Institution or low-budget nature documentary? If you’ve ever been to the Concordia University of Edmonton campus, you’ve probably asked yourself something along these lines. Our campus isn’t just home to students, faculty, and the occasional stressed-out custodian. It’s also home to the maple box beetle: the six-legged empire that has taken root in every corner of our beloved institution. Like all great legends, the story of how this began has been passed down through whispers, group chats, science faculty, and first-year orientation horror stories. And the rumours all point back to one place… a biology lab, somewhere in the ground levels of CUE. Yes, ground zero was a biology lab, tucked behind microscopes, half-finished lab reports, and that faint smell of agar no one can ever quite explain.
This is how the story goes: Years ago, a team of talented biology students were running experiments using the famous maple box beetle. These students were your typical university students, intelligent, focused, and severely sleep-deprived. Meanwhile, these beetles, non-ordinary by nature, are curious, determined, and apparently very bad at respecting institutional boundaries; they planned and plotted their rise to power. All it took was one moment — one slightly open container, one distracted lab technician, one overly tired student, and one beetle jailbreak — and the rest became CUE-story.
Mind you, this wasn’t just one escapee, but a small platoon of beetles marched straight out of the lab, slipped past a biology student, and immediately began scouting the hallways for new terrain. Within days, students reported “crawling distractions” during exams, and “startup clusters” near boardrooms. And the Biology department? Silent. As in: “We can neither confirm nor deny that our experimental subjects are now your classmates.”
One brave staff member allegedly attempted to track the infestation back to its source, only to end up with locked lab doors, contradictory witness statements, and a suspiciously large number of beetles lounging near heating vents, as if they are on vacation.
Every September, the semester begins peacefully. The sun is out, the air is crisp, and returning and new students walk around blissfully unaware of what is to come.
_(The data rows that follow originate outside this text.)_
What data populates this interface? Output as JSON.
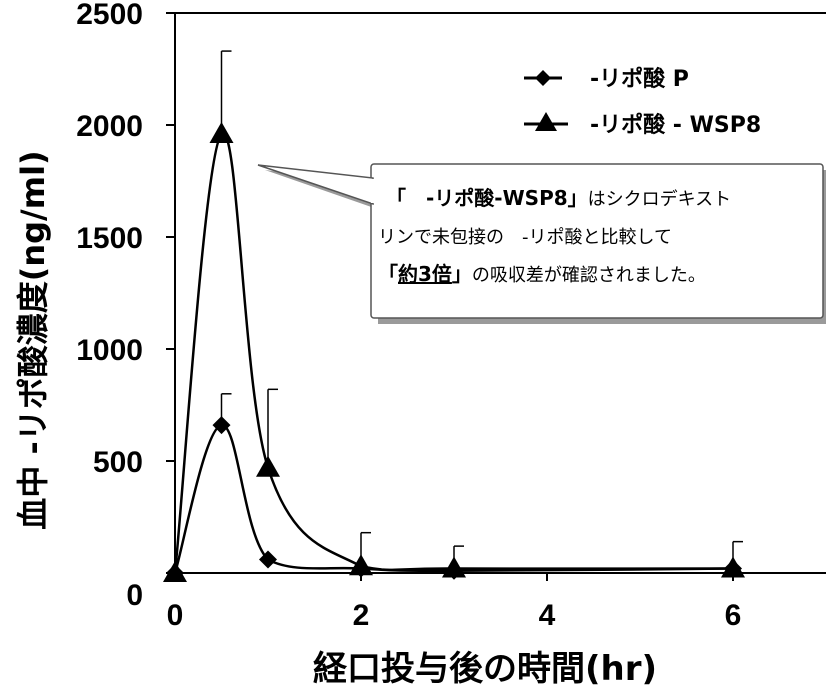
{
  "chart_data": {
    "type": "line",
    "title": "",
    "xlabel": "経口投与後の時間(hr)",
    "ylabel": "血中 -リポ酸濃度(ng/ml)",
    "xlim": [
      0,
      7
    ],
    "ylim": [
      0,
      2500
    ],
    "xticks": [
      "0",
      "2",
      "4",
      "6"
    ],
    "yticks": [
      "0",
      "500",
      "1000",
      "1500",
      "2000",
      "2500"
    ],
    "series": [
      {
        "name": "-リポ酸 P",
        "marker": "diamond",
        "color": "#000000",
        "x": [
          0,
          0.5,
          1,
          2,
          3,
          6
        ],
        "y": [
          0,
          660,
          60,
          20,
          10,
          20
        ],
        "error_upper": [
          0,
          800,
          60,
          20,
          10,
          20
        ]
      },
      {
        "name": "-リポ酸 - WSP8",
        "marker": "triangle",
        "color": "#000000",
        "x": [
          0,
          0.5,
          1,
          2,
          3,
          6
        ],
        "y": [
          0,
          1960,
          470,
          30,
          20,
          20
        ],
        "error_upper": [
          0,
          2330,
          820,
          180,
          120,
          140
        ]
      }
    ],
    "legend": {
      "position": "top-right",
      "items": [
        "-リポ酸 P",
        "-リポ酸 - WSP8"
      ]
    },
    "annotation": {
      "line1_bold": "「　-リポ酸-WSP8」",
      "line1_rest": "はシクロデキスト",
      "line2": "リンで未包接の　-リポ酸と比較して",
      "line3_open": "「",
      "line3_underline": "約3倍",
      "line3_close": "」",
      "line3_rest": "の吸収差が確認されました。"
    }
  }
}
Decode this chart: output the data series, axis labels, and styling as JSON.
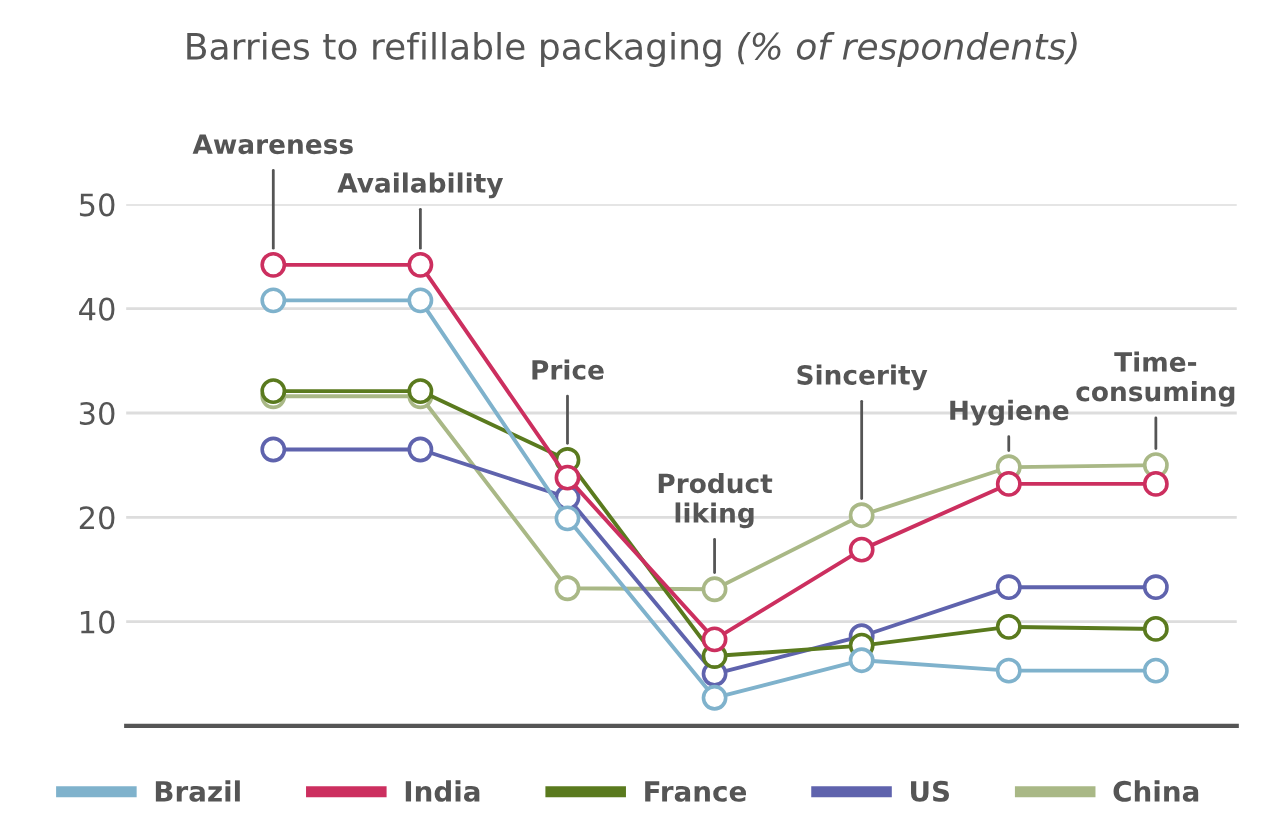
{
  "chart_data": {
    "type": "line",
    "title": "Barries to refillable packaging",
    "subtitle": "(% of respondents)",
    "categories": [
      "Awareness",
      "Availability",
      "Price",
      "Product\nliking",
      "Sincerity",
      "Hygiene",
      "Time-\nconsuming"
    ],
    "series": [
      {
        "name": "Brazil",
        "color": "#7fb2cc",
        "values": [
          40.8,
          40.8,
          19.9,
          2.7,
          6.3,
          5.3,
          5.3
        ]
      },
      {
        "name": "India",
        "color": "#cc2f5f",
        "values": [
          44.2,
          44.2,
          23.8,
          8.3,
          16.9,
          23.2,
          23.2
        ]
      },
      {
        "name": "France",
        "color": "#5a7a1e",
        "values": [
          32.1,
          32.1,
          25.5,
          6.7,
          7.7,
          9.5,
          9.3
        ]
      },
      {
        "name": "US",
        "color": "#5f63ad",
        "values": [
          26.5,
          26.5,
          21.9,
          5.0,
          8.6,
          13.3,
          13.3
        ]
      },
      {
        "name": "China",
        "color": "#a9b886",
        "values": [
          31.6,
          31.6,
          13.2,
          13.1,
          20.2,
          24.8,
          25.0
        ]
      }
    ],
    "ylim": [
      0,
      50
    ],
    "yticks": [
      10,
      20,
      30,
      40,
      50
    ],
    "grid": "y",
    "legend": "bottom",
    "marker": "circle",
    "line_style": "solid",
    "tick_labels": "y"
  }
}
For a brief moment, it almost feels like a regular university.
But veteran students know the truth: the silence is a trap.
Just like clockwork, within a few weeks, the uprising begins. At first, it is subtle: one beetle on a windowsill, another clinging to a door frame, then a small cluster on the outside of Hole Academic Center. People shrug it off, and then suddenly the invasion hits full force, with gatherings held on floors, tables, chairs, and sinks. Scurrying around in labs, hallways, classrooms, and disturbingly, even in toilets. No location is too sacred. No surface is off limits. If there is space, there is a beetle.
Over time, the beetles have become part of the campus’s identity. They’ve survived renovations, winter storms, budget cuts, and student elections. Some universities have geese. Some have raccoons. We have maple box beetles, thousands of them, each carrying the legacy of that fateful day in the Biology lab. And every fall, when the semester begins quietly, we wait. We brace ourselves. Because we know the beetles are coming.